Island School drama teacher Peggy Ellenburg wrote this play, set in parallel worlds of a fifth-grade class building a totem pole for a class project and Tlingit villagers in Alaska carving a totem pole in the 1890s, to coincide with Cindy Wortmann’s fifth-grade class’s study of Native American history.

The play is staged at 7 p.m. today and tomorrow at the Island School auditorium behind Kaua‘i Community College in Puhi.

In the story, the students all start off showing some kind of discrimination towards other kids.

“Popular” children of the class think 10-year-old Zeb, played by Kai Olson, is weird, because he believes his dreams tell the future.
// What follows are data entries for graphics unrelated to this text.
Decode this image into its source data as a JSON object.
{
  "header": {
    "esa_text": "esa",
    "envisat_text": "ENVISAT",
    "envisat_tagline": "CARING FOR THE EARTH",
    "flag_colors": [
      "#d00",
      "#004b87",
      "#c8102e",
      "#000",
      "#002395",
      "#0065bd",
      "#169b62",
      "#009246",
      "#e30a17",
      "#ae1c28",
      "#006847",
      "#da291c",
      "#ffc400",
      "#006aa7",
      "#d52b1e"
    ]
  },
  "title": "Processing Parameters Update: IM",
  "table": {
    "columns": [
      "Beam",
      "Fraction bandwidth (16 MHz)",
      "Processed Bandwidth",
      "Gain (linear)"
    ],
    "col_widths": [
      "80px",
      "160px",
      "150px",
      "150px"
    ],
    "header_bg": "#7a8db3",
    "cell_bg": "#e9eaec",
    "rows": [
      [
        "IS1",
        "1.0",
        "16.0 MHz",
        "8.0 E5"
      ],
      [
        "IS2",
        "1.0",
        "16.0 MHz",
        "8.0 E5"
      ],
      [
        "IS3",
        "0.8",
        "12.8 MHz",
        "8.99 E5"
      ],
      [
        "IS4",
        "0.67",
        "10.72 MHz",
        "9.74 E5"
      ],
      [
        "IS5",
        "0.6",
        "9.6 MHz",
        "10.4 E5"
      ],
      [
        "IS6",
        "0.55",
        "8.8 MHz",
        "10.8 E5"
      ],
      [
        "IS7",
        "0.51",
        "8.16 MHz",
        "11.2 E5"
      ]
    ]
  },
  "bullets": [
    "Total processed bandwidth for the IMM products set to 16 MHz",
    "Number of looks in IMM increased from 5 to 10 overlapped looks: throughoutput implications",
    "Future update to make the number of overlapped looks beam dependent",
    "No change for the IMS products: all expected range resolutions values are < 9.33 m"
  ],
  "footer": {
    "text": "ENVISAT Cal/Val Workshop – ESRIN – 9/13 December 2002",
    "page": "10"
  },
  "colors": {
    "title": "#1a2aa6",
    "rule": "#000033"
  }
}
Others tease classmate Tom, played by Travis Kim, because he wants to hang out with his surfer-buddy friends.

But they have to learn to get along with each other in order to finish their class project.

In the Tlingit village, villagers experience the same thing, and can’t finish the totem pole because they’re busy arguing about each other.

Ellenburg brings the two worlds together and, in the end, the moral of the story is that prejudice is ridiculous, and that just because someone is different doesn’t mean they’re bad.

“Every year, (the fifth-graders) do a play. And every year, they make a totem pole,” Ellenburg said.

“So I said ‘why not make it about the fifth-graders?’ I like to have something to do with what they’re studying, and (Wortmann) doesn’t have to lose her project.”

In Wortmann’s class, the fifth-graders are taught the different animals that make up a totem pole, and what they symbolize.

That study was taken a step further in that the students were given an assignment to take home to do with their parents.

They were to pick an animal from the totem pole and explain why that particular animal best represents their family.

From what the students wrote about themselves and their family members came the basis of their character in the play.

“Using that and from knowing these kids, we created these characters,” Ellenburg said.

“They all have issues about getting along. They tease each other, and they don’t realize how hard it is to be a kid,” she said. “I don’t know if this comes across.”

Olson, whose character Zeb is the “dreamer,” identified with his character.

“Zeb’s not very popular, and I’m not very popular,” he said. “He has dreams that sort of tell the future, and sometimes that happens to me.”

He said that after being in “Dreamer” he’s built up more confidence in himself, and is less worried about what other kids think of him.

Kim said he learned that popularity isn’t as important as he thought it was.

“It was educational,” he said. “There’s some pretty different people in our class, and we had to learn to work with them.”

With the help of all the fifth-graders’ parents, the students were able to have fur costumes and elaborate backdrops, painted by the students and parents, designed by Carol Bennett.

Dr. Jane Ely, a Native American and expert on the Native American culture, also visited Island School, to teach the students chants and movements of the Tlingits.

Tickets for the play are on sale at the school office and from cast members, in advance, and will also be available at the door.